The challenge is knowing what to do. If income could be redistributed without damping economic growth, there would be a compelling case for reducing incomes at the top and transferring the proceeds to those in the middle and at the bottom…. It is certainly true that there has been a dramatic increase in the number of highly paid people in finance… an increase in the value of assets under management…. Closing loopholes that only the wealthy can enjoy would enable taxes to be cut elsewhere…. It is ironic that those who profess the most enthusiasm for market forces are least enthusiastic about curbing tax benefits for the wealthy. Sooner or later inequality will have to be addressed. Much better that it be done by letting free markets operate and then working to improve the result.
Tim Noah: The Dead Are Wealthier Than the Living: Capital in the 21st Century: “To belong to the… gentry of the 18th and 19th centuries…
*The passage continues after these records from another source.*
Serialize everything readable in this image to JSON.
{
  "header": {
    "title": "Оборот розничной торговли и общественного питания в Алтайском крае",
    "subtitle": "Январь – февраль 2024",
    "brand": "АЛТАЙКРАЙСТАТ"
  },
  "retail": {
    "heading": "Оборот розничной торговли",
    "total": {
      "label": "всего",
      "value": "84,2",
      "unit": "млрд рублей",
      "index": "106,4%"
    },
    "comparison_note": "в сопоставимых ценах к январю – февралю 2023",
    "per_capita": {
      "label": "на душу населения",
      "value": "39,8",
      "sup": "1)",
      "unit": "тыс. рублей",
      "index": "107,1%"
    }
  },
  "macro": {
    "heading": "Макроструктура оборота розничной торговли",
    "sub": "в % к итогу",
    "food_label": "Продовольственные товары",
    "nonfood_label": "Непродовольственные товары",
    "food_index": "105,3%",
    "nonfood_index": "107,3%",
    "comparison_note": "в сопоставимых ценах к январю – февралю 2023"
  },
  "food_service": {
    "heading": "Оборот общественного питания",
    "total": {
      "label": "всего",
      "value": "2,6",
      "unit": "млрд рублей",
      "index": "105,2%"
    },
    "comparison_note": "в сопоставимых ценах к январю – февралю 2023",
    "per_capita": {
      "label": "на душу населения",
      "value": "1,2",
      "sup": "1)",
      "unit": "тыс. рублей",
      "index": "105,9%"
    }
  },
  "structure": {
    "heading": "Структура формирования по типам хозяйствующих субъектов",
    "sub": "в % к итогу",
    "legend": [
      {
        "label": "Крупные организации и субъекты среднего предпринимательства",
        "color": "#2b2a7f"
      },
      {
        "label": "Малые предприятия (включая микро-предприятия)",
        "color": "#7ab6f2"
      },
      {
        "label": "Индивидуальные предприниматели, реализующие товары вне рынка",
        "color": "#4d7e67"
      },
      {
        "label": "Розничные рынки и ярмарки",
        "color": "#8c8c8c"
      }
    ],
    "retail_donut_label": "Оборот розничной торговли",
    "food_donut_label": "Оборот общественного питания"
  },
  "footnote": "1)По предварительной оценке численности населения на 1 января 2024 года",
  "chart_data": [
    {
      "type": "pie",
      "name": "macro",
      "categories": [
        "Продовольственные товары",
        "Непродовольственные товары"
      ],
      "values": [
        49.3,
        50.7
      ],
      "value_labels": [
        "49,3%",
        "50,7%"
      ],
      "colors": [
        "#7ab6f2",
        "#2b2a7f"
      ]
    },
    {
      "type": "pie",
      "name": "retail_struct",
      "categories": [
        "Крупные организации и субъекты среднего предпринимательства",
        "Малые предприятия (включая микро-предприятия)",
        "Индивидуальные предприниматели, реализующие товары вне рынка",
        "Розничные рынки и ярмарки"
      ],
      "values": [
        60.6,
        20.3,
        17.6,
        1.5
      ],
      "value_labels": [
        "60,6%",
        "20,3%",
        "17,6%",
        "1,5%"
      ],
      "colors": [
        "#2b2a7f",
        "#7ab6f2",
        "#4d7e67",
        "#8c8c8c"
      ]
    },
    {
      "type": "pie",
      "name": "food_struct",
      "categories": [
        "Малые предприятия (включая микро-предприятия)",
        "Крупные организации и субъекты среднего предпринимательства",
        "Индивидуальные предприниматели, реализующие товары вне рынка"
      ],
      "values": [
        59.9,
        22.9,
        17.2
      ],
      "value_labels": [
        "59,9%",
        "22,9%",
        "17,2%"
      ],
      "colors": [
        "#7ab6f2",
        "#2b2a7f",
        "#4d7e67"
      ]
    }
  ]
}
to possess “books or musical instruments or jewelry or ball gowns”—you needed at least 20 to 30 times the income of the average person, and the most lucrative professions paid only half that. You needed capital, typically in the form of land. And you needed a lot of it—much more than could typically be amassed in the course of one lifetime. Consequently, “society” (i.e., the rich) consisted almost entirely of rentiers living off inherited wealth…. This “patrimonial capitalism,” as Piketty calls it, was dealt a mortal blow a hundred years ago with the outbreak of World War I…. [But] Piketty says patrimonial capitalism is coming back…. The return on capital (r) almost always exceeds economic growth (g)…. Why, then, is it news to contemporary readers that r > g? Because for most of the 20th century that wasn’t true…. That happy outcome, Piketty argues, was mainly because of the turmoil that began during the summer of 1914 and didn’t end until the summer of 1945…. The big driver of income inequality, Piketty says, isn’t labor income. It’s capital…. Like most public-policy books, Capital is more satisfying in its diagnoses than in its prescriptions.